To express criticism of caucus policies within the Caucus;
To support the decisions of Caucus / Union leadership in public or Union forums;
To support in Union elections only those individuals who are endorsed by the Caucus, and to actively campaign for his / her election;
To run for Union office only with the support of the caucus;
To serve, if elected to Union office, in a manner consistent with Union / Caucus policies
and to give full and faithful service in that office;
Had I signed this, I’d have been unable to advocate for causes important to my members. In fact, I fail to see how we grow advocacy when our school leaders are prohibited from fighting the corporate reform that threatens to turn us all into Walmart associates. As in any group, some people in Unity are wonderful, and others not so wonderful. Some, I think, understand the need for change. But they can’t stand up, or they’ll be expelled. This is, sadly, another UFT tradition. According to David Selden, Unity members were expelled in the sixties for opposing the Vietnam War. History has proven those dissenters right, and will prove us right as well.
Our local, to many UFT members, is just a number you call when you need a pair of glasses. This worries me. I’m surprised to read NYSUT is what needs change. We are by far the largest component of NYSUT and we are in need of something well more than a revival. I’m ready and willing to help, and all UFT need do is ask.

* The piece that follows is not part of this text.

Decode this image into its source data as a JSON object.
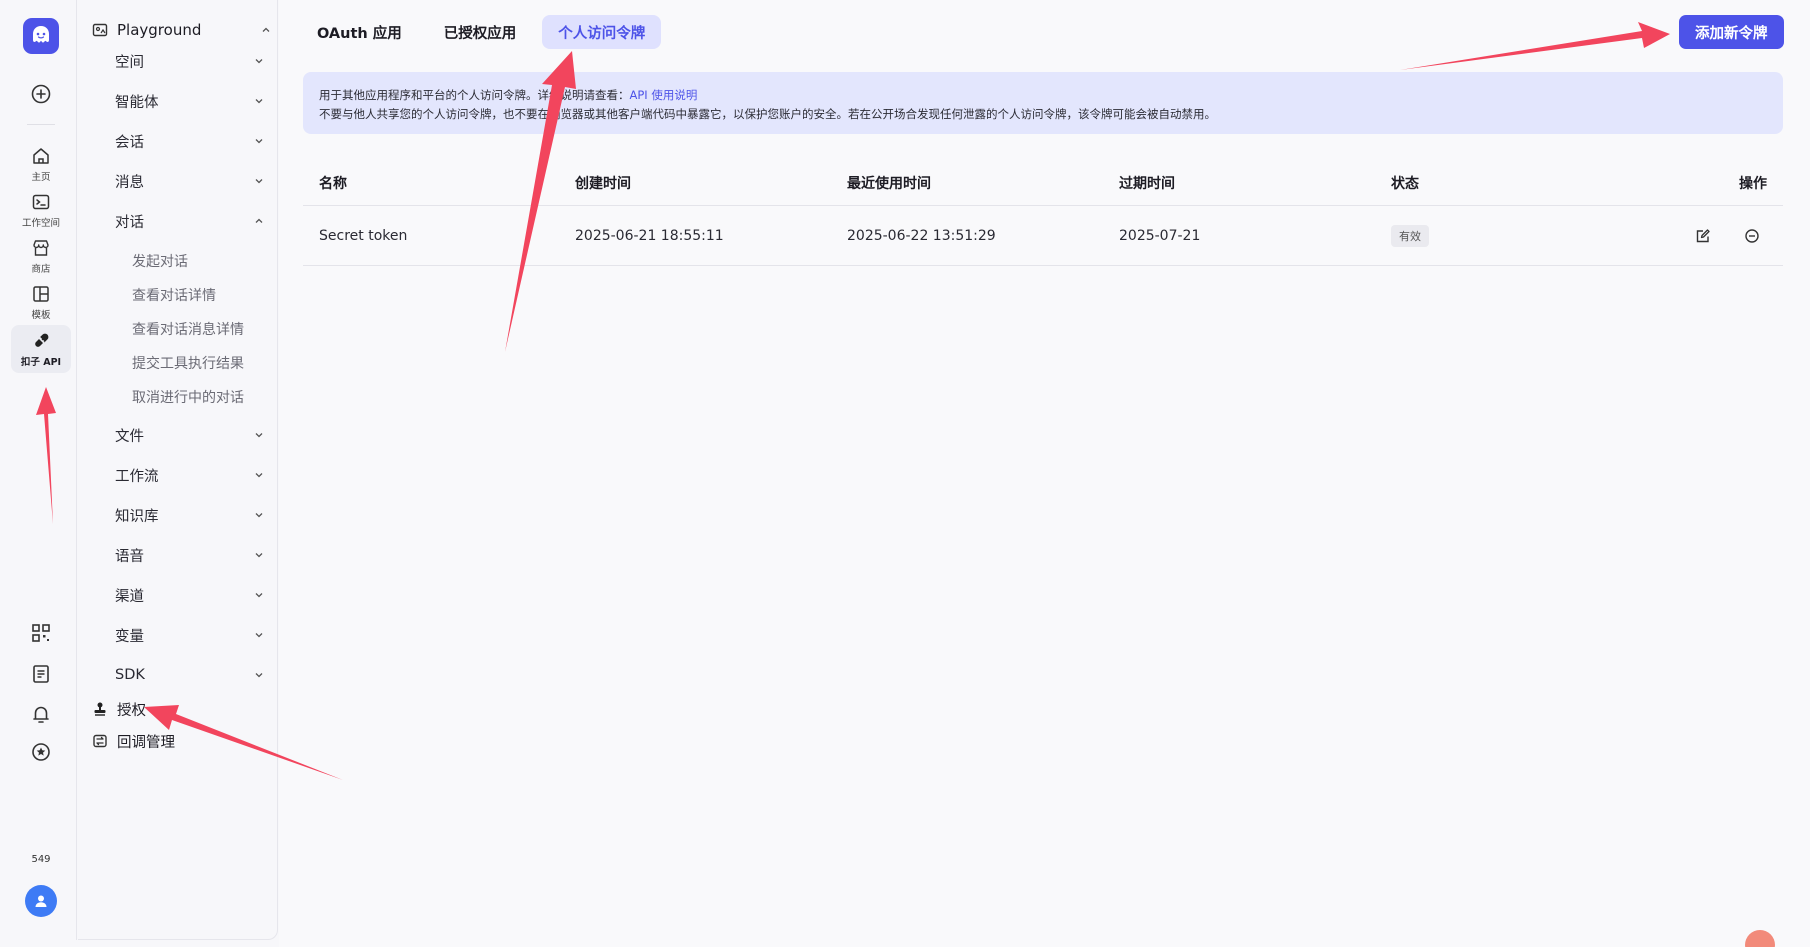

Unfortunately, UFT finds my viewpoints too extreme, and prefers to exclude not only me, but every single teacher who shares my opinions. I don’t personally know a single teacher who supports corporate reform. But many expect little from the UFT, which has failed to procure us a contract in four years or a raise in five. In fact, only 14% of working teachers voted in our last election, and 52% of votes received were from retirees.
Revival is something we surely need. But it needs to come in the form of something inclusive, something that respects those of us who feel the need to fight corporate reform and the junk science that accompanies it. I’m encouraged that AFT President Randi Weingarten has seen the light about VAM, and that NYSUT has rejected the preposterous policies of John King. Why on earth has it taken so long?
Now it’s time to respect the viewpoints and interests of working teachers, and to utilize and encourage those of us who choose to be active. Unfortunately, any revival that willfully ignores what’s been going on in New York City for half a century is no revival at all.